Credit: Brett Cannon
Python’s
time
module supplies the parsing function
strptime
only on some platforms, and not on
Windows. Example 17-2 shows a
strptime
function that is a pure Python implementation of the
time.strptime
function that comes with Python. It
is similar to how time.strptime
is documented in
the standard Python documentation. It accepts two more optional
arguments, as shown in the following signature:
strptime(string, format="%a %b %d %H:%M:%S %Y", option=AS_IS, locale_setting=ENGLISH)
option
’s default value of
AS_IS
gets time information from the string,
without any checking or filling-in. You can pass
option
as CHECK
, so that the
function makes sure that whatever information it gets is within
reasonable ranges (raising an exception otherwise), or
FILL_IN
(like CHECK
, but also
tries to fill in any missing information that can be computed).
locale_setting
accepts a locale tuple (as created
by LocaleAssembly
) to specify names of days,
months, and so on.
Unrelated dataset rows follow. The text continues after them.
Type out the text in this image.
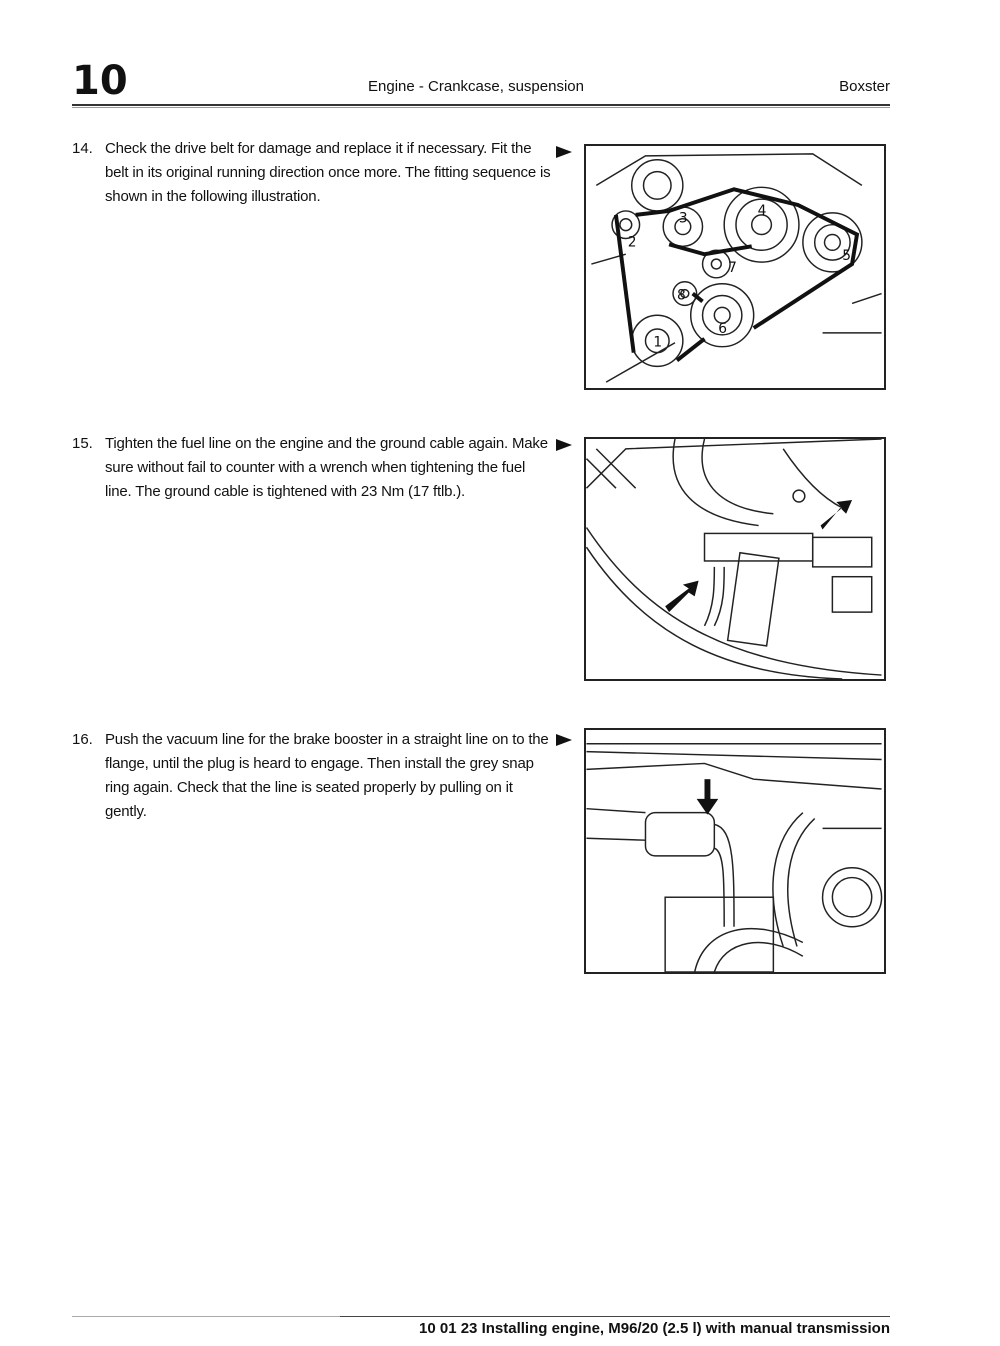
10	Engine - Crankcase, suspension	Boxster
14. Check the drive belt for damage and replace it if necessary. Fit the belt in its original running direction once more. The fitting sequence is shown in the following illustration.
1
2
3	4
5
6
7
8
15. Tighten the fuel line on the engine and the ground cable again. Make sure without fail to counter with a wrench when tightening the fuel line. The ground cable is tightened with 23 Nm (17 ftlb.).
16. Push the vacuum line for the brake booster in a straight line on to the flange, until the plug is heard to engage. Then install the grey snap ring again. Check that the line is seated properly by pulling on it gently.
10 01 23 Installing engine, M96/20 (2.5 l) with manual transmission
Currently, ENGLISH
and
SWEDISH
locale tuples are built into this
recipe’s strptime
module.
Although this recipe’s strptime
cannot be as fast as the version in the standard Python library,
that’s hardly ever a major consideration for typical
strptime
use. This recipe does offer two
substantial advantages. It runs on any platform supporting Python and
gives perfectly identical results on different platforms, while
time.strptime
exists only on some platforms and
tends to have different quirks on each platform that supplies it. The
optional checking and filling-in of information that this recipe
provides is also quite handy.
The locale-setting support of this version of
strptime
was inspired by that in Andrew
Markebo’s own strptime
, which you
can find at http://www.fukt.hk-r.se/~flognat/hacks/strptime.py.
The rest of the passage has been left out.